On January 24, 1978, Steven Spielberg was sitting in a writers’ room with George Lucas and Lawrence Kasdan. They were hard at work structuring a story about a pseudo grave-robber in the 1930s who searches for the Lost Ark of the Covenant.

That story would eventually become the first Indiana Jones film.

At one point in the conversation, the three filmmakers were struggling to craft a simple communication of an important plot point. The point they had to get across to the audience was how multiple broken pieces of ancient metal Indy finds could fit together to form a staff.

“One of the things is to demonstrate, not talk about it,” Spielberg remarked.

What did he mean?

Well, one way to communicate a complex idea to an audience is to literally talk about it, or have a character explain the thing in explicit terms. But Spielberg is a brilliant visual storyteller, so he knows that cold exposition is never very engaging.

So he proposed an example of how they could communicate this idea.

“Like a beautiful vase on a table, that is worth a complete fortune, and they’re all looking at this, and a man carefully puts his glasses on, looks at the vase, takes a hammer and breaks the thing. He divides the pieces up to be shipped all over the world, and sold. ‘I hate doing this.
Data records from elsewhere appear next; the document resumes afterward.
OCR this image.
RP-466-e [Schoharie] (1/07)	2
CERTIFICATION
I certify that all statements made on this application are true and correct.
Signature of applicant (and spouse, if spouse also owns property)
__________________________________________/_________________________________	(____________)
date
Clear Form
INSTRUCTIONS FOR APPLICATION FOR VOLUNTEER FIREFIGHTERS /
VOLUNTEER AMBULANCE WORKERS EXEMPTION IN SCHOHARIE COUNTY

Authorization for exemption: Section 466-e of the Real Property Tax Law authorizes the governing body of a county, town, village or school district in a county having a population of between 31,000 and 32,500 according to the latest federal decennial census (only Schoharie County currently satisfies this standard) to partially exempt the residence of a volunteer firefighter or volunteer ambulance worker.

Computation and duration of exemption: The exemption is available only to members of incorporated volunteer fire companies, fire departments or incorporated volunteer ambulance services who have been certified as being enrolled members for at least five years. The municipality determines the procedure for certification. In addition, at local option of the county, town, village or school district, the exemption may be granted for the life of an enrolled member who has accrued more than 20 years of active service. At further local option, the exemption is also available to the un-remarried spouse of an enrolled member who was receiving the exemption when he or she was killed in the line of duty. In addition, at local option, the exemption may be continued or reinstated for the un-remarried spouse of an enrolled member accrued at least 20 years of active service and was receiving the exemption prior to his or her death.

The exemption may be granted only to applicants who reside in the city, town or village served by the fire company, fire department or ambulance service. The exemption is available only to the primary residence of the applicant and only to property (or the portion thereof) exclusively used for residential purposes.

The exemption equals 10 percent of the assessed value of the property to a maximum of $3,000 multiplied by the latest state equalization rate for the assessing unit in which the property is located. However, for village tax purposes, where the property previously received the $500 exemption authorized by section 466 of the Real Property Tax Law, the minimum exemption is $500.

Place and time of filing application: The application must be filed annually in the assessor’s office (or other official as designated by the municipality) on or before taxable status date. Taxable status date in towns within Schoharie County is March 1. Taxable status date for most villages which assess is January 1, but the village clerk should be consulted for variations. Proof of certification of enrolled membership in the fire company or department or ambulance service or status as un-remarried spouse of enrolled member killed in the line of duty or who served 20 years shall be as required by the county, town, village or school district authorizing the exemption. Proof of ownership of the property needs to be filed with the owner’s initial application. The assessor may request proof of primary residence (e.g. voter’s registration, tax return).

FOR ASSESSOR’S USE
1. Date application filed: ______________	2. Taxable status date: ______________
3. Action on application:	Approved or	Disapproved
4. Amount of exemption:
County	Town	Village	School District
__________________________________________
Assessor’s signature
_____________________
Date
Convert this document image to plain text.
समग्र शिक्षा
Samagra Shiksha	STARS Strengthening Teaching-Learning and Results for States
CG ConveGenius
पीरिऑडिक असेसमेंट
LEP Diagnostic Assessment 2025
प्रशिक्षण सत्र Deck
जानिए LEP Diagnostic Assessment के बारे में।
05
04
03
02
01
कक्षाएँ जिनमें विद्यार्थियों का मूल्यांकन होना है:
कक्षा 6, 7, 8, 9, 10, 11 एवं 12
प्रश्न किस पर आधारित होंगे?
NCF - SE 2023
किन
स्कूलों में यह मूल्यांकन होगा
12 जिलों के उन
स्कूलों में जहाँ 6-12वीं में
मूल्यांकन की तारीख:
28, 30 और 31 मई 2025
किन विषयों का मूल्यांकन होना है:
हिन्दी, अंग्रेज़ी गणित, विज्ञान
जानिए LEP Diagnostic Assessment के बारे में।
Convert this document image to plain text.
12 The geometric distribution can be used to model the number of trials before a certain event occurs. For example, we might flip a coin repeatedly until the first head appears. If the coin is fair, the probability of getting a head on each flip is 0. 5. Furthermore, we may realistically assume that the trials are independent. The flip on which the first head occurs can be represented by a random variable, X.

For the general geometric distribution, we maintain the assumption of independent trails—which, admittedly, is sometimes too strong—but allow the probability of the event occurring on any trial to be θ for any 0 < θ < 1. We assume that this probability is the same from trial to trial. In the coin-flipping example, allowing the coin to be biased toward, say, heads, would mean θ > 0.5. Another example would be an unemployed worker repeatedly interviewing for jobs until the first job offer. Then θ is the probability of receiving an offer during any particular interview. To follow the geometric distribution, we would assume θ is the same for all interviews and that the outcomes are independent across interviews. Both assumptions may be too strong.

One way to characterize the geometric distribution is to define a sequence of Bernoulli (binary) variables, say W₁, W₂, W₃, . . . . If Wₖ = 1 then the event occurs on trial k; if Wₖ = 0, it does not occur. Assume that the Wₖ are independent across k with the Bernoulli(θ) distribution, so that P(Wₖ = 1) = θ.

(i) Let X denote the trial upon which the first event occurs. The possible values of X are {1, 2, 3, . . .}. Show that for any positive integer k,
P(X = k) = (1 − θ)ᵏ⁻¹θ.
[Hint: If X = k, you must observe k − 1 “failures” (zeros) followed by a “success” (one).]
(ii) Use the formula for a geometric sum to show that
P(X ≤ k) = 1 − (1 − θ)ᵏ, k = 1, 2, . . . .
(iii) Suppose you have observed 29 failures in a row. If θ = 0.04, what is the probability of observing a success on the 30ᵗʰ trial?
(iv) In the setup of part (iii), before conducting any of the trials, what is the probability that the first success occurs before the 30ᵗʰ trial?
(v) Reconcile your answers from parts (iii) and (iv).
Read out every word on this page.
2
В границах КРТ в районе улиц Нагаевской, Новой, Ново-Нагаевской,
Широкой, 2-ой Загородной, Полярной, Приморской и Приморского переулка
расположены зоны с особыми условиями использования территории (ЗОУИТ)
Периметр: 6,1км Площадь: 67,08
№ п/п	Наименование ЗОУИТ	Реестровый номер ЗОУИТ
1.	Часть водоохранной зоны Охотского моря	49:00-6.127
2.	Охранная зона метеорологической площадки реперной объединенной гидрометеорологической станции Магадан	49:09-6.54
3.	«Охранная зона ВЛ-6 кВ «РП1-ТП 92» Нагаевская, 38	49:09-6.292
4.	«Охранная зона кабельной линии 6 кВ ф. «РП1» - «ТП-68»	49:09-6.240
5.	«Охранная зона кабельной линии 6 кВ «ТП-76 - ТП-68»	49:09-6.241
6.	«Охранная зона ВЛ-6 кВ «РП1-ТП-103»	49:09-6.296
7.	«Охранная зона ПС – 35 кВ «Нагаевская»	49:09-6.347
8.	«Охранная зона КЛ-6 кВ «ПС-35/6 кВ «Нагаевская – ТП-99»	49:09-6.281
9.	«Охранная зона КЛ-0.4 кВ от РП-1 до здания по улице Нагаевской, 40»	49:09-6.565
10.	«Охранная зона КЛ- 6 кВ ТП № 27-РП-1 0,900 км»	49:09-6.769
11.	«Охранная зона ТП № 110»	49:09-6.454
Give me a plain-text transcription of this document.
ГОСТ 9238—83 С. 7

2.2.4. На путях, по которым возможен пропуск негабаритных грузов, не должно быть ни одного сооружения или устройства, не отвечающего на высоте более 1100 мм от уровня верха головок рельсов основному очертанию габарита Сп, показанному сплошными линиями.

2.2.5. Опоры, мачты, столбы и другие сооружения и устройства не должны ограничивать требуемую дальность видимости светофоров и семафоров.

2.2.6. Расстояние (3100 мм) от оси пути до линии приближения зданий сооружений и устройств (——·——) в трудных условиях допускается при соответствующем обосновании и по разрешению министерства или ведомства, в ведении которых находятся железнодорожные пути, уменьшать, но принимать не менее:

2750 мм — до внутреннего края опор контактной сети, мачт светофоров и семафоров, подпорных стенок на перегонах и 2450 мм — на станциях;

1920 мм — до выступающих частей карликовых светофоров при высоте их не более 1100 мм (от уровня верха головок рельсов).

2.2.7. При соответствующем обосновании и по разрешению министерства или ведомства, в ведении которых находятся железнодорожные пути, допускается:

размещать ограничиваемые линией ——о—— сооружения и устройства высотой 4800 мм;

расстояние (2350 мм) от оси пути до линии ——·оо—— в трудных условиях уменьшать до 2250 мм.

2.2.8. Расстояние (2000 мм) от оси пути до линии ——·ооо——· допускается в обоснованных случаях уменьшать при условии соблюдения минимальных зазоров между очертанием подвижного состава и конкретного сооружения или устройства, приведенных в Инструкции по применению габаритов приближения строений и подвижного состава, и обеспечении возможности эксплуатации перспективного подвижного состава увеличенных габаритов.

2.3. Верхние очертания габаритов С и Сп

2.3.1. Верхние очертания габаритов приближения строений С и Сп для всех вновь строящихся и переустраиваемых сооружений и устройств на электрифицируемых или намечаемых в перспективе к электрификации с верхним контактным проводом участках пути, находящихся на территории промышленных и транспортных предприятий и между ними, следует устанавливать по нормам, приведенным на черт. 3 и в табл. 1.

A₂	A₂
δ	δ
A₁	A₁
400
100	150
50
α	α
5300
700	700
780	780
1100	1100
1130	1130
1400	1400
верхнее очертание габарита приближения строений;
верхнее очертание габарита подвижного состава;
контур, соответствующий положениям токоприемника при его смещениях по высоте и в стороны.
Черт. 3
I hate destroying great art, but it’s a living.’ Bam. Crash. You realize this is what happens to all great works of art to make more money for the greedy bastards. And the audience realizes that is why the staff is in several pieces.”

Audiences will always respond better to demonstrations of your idea as opposed to explanations of your idea.

So, how does this figure into brand storytelling?

We encounter this all the time at StoryFirst Media. In an interview for a brand in the sales industry, the interview subject will complement his colleague with the following line:

“She’s great. If someone asks her a question and she doesn’t know the answer, she’ll find the answer.”

That’s all well and good as a complement, but it’s incredibly boring for an audience who very likely does not personally know the “great” colleague in question.

Instead of talking about the colleague in a positive way, what if the interview subject had given a positive demonstration of her efforts? What if he’d told a story?

“I remember this one time my colleague we presented with a very challenging question that she did not have an answer for. This question came from a client that needed an answer by the end of the day, and my colleague’s calendar was booked for the rest of the afternoon. By five o’clock, she had managed to clear her schedule just enough to find some extra time to investigate the issue and get the client what they needed on time. Also, the meetings she had to reschedule to make time ended up working better for those other clients than the originally scheduled time, so everyone was happy.”

While this is a vague hypothetical, you get the point. A story like this presents the audience with the dilemma the colleague was facing and forces them to acknowledge the professional manner with which she navigated her way through it.

Your audience will thank you for allowing them to make up their own damn minds about what your point is, and if you tell the story right, they will commit your message to memory far more frequently than a cold statement.

Don’t talk about things. Demonstrate them.